Afriani adalah pelukis
perempuan yang melukiskan perjuangan rakyat kecil yang menderita namun pantang
menyerah menjalani hidup ke kanvas-kanvasnya. Lukisan-lukisan hasil karyanya
mampu menyentuh hati yang melihatnya. Siapapun berhak menjadi pemenang terbaik
rakyat kecil yang berjuang hidup. Dari sosoknya, kita belajar be winner qualitatively jadilah pemenang
kehidupan secara berkualitas dibahasakan dalam 3 ziarahnya. Pertama, Keimanan
untuk percaya diri menghayati dan memaknai perjalanan lukisan dan hidupnya
sebagai takdir pemenang dengan yakin melangkah maju memaknai kehidupan. Kedua,
Afriani merasa sadar dalam menjalani hidup harus berani untuk ,emdobrak
tradisi. Ketiga, proses bangkit dari kepompong untuk keluar menjadi kupu-kupu
yang terbang dengan kesetiaan dan kebebasan berjuang dan mengajak rekan-rekan
untuk bersama berjuang demi tanah air Indonesia.
Kita mampu merenung
dengan melihat sekitar misalnya ketika naik KRL. Saat kereta sedang ramai, banyak
orang pura-pura tidur atau pura-pura tidak tahu ketika melihat orang yang lebih
membutuhkan tempat duduk. Mereka enggan untuk berbagi tempat duduk. Apakah kita
termasuk di dalamnya? Kita dapat tahu peran ibu yang sangat besar dalam
menanaman nilai ketika melihat ibu dengan sabar menjelaskan hal-hal di kereta
kepada anaknya.
Ketika membaca bab
reuni, saya diingatkan hidup itu bagai roda yang berputar, adakalanya di atas
adakalanya pula di bawah.
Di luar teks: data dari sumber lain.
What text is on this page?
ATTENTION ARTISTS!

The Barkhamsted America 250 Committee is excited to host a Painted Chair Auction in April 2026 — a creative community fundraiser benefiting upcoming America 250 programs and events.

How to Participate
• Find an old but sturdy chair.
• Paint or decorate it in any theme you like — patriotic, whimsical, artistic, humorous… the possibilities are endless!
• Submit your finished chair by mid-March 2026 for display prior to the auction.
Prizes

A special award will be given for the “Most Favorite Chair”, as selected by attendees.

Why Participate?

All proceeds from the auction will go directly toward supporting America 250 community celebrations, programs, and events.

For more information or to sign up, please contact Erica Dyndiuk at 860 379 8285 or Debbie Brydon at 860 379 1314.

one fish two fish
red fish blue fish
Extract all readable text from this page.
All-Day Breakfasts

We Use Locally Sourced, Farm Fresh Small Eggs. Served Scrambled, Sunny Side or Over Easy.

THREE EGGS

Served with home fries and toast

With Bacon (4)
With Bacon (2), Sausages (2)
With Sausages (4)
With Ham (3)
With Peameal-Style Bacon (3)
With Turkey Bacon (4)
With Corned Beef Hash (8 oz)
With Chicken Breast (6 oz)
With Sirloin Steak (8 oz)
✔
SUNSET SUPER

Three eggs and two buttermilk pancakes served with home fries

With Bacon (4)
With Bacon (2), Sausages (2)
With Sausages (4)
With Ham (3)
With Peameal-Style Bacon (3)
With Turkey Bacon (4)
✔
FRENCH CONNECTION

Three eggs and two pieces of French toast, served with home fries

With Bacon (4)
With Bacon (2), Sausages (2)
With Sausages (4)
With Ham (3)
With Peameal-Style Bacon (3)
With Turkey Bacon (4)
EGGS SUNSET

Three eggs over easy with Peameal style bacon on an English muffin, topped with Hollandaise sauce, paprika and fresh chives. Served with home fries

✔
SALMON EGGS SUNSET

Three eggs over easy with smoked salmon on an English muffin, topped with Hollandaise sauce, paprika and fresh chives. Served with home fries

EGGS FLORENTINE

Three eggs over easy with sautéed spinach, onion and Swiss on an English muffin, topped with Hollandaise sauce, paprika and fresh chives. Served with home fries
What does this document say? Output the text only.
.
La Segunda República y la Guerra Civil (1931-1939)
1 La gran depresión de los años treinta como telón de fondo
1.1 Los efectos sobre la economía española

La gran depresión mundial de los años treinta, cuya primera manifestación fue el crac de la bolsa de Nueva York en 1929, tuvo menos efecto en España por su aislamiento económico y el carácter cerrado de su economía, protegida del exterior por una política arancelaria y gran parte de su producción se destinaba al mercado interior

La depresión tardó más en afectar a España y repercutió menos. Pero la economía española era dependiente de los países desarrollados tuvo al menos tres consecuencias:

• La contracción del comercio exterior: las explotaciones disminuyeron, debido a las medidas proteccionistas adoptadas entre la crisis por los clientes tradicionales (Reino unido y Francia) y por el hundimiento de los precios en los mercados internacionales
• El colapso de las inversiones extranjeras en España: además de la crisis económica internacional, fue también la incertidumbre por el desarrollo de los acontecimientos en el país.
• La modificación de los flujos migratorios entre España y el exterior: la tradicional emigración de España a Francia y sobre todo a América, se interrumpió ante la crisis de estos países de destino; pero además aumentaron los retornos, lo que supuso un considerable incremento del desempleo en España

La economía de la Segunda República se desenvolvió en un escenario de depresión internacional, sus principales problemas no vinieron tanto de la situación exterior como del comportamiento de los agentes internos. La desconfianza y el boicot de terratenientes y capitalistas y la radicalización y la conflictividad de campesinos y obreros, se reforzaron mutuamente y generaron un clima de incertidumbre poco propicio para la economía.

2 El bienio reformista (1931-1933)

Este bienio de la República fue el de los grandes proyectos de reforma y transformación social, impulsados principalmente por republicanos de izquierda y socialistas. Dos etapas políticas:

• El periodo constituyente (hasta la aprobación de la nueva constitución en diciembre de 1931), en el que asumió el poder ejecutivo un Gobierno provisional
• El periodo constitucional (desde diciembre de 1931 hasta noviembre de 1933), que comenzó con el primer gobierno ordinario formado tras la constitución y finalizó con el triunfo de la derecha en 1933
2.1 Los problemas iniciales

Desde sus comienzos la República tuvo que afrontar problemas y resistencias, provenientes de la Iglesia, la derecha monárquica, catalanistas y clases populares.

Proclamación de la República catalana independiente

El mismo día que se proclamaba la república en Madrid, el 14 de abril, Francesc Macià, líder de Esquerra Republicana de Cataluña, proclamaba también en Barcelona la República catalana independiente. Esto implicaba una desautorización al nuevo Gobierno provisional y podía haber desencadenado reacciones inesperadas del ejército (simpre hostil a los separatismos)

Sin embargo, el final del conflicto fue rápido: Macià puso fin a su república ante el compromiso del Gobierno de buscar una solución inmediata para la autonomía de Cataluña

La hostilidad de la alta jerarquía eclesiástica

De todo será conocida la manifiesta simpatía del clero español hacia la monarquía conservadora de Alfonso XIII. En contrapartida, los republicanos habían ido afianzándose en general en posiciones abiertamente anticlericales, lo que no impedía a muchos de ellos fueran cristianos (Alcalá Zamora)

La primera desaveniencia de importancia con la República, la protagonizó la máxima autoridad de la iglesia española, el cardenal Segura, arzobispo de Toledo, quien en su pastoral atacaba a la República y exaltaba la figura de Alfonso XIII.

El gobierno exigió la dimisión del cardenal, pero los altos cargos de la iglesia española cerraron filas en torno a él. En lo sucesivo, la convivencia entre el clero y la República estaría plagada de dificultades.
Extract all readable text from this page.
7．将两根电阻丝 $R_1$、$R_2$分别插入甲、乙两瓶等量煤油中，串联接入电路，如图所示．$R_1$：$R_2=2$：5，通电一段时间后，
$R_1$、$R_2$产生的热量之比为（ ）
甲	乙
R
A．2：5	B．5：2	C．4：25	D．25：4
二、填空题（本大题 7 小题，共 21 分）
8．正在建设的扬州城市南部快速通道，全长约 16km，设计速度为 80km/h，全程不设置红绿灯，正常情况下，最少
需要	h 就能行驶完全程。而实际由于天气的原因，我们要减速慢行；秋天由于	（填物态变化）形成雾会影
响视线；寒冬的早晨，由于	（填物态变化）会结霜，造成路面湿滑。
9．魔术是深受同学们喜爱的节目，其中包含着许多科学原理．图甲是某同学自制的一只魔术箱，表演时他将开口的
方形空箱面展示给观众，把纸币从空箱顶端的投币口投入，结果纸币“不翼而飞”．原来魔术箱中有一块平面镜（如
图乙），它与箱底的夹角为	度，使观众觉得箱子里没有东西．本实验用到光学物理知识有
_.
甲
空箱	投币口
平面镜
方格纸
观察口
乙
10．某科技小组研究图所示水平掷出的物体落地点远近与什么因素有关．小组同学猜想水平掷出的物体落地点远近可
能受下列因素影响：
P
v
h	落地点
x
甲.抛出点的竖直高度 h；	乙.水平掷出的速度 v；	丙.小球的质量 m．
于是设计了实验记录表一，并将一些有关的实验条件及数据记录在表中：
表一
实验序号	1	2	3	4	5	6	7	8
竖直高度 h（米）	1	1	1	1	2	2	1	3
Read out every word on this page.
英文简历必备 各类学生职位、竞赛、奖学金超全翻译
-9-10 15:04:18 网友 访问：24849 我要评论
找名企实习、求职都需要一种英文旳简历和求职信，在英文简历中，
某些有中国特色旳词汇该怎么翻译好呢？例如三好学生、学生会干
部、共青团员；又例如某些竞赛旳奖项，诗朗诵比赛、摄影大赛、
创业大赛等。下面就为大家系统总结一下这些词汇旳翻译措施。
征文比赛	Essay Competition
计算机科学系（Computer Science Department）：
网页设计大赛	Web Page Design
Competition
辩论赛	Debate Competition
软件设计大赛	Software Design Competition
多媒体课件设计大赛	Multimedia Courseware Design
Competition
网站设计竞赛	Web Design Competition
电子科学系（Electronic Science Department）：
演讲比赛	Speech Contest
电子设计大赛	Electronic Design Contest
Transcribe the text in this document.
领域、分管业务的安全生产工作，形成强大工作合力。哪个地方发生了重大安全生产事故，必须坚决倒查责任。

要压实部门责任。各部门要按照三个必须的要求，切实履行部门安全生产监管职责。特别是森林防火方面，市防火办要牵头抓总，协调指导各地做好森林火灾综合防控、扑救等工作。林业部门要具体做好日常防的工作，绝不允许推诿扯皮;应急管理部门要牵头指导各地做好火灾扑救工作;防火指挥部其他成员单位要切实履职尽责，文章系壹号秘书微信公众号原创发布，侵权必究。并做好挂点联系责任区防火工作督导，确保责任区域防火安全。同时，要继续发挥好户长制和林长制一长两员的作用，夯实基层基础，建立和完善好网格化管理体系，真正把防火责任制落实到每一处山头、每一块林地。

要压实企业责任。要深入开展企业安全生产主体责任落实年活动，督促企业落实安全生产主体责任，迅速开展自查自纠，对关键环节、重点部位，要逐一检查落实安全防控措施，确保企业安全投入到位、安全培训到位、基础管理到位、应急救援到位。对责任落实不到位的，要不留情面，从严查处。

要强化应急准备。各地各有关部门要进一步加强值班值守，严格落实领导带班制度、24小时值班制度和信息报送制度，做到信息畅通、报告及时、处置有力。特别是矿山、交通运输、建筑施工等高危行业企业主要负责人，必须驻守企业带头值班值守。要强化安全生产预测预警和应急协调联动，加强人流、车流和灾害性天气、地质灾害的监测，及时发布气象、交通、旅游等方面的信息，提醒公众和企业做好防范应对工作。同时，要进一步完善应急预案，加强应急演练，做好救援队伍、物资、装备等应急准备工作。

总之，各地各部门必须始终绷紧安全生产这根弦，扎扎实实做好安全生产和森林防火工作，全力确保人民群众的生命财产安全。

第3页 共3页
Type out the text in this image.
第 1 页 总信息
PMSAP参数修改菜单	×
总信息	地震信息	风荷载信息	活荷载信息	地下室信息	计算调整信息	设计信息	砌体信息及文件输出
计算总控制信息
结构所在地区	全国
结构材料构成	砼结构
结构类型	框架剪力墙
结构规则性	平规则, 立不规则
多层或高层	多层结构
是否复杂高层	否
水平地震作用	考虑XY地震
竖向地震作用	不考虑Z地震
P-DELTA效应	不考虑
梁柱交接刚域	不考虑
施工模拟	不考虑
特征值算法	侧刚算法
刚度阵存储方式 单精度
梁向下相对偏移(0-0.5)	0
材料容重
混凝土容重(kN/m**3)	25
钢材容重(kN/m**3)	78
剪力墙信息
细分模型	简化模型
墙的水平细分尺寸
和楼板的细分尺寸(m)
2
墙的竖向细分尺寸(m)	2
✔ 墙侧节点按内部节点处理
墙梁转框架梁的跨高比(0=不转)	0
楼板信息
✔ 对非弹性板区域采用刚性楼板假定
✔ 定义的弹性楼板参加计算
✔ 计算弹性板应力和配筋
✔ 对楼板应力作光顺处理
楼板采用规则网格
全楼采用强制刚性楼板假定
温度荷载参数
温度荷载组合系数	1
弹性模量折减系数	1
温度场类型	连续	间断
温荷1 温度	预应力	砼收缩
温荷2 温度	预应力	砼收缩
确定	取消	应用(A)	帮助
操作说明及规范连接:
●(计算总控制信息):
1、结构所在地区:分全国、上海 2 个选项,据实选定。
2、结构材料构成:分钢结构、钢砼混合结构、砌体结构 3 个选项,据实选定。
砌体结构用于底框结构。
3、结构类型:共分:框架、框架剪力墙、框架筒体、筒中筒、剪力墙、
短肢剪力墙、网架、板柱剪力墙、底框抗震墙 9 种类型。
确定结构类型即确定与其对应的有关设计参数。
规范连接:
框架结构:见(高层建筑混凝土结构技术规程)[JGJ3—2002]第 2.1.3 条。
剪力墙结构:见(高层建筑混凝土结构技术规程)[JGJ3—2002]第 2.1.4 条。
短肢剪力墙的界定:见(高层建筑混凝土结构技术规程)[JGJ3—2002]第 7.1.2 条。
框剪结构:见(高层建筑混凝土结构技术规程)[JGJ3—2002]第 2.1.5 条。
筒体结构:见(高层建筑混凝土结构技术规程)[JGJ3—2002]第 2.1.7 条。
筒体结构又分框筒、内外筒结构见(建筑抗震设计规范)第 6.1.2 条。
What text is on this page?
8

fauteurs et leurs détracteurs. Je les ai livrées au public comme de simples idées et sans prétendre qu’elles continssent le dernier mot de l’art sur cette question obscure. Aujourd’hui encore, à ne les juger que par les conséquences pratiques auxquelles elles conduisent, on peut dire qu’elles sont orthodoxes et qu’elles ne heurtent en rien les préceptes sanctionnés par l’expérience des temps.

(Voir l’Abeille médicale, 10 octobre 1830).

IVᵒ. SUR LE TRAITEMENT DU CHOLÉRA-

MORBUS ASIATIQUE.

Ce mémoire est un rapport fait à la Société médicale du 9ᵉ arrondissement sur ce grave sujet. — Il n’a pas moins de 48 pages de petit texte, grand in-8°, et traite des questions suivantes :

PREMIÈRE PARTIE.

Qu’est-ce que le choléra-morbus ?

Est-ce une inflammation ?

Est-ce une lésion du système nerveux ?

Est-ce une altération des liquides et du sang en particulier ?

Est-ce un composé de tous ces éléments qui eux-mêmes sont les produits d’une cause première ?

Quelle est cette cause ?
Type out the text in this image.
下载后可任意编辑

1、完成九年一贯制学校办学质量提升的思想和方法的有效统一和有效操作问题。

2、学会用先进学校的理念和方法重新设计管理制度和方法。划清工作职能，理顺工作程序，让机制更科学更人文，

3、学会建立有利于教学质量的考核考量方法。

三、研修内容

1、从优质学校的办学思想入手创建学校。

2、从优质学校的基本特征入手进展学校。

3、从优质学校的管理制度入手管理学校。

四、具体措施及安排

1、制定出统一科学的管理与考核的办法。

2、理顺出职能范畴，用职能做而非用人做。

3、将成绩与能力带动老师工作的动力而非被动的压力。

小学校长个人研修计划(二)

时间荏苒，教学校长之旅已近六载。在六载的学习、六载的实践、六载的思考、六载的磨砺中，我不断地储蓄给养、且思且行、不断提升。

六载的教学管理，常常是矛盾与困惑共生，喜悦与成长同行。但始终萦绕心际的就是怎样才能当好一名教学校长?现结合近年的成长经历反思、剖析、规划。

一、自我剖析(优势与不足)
Untuk mengembangkan diri secara maksimal membutuhkan
lingkungan yang mendukung. Namun, mentalitas kita pribadi juga menentukan
bagaimana perjuangan kita meraih kesuksesan. Ketika pada suatu titik
kesuksesan, jika dilihat kembali banyak orang bahkan orang-orang di masa lalu
yang berkontribusi dalam perjalanan hidup kita. Karena kasih sayangNya, kita
mampu mencapai apa yang kita harapkan. Kita membutuhkan saat-saat hening di
tengah rutinitas untuk merenungi pengalaman-pengalaman hidup berkat kasihNya. Saya
teringat kata-kata bijak dalam buku ini “ada waktu untuk menanam, ada waktu
untuk menuai panen. Ada waktu untuk lahir dan ada waktu untuk berpulang. Semua
ada waktunya. Dan semua dibuat indah pada waktunya.”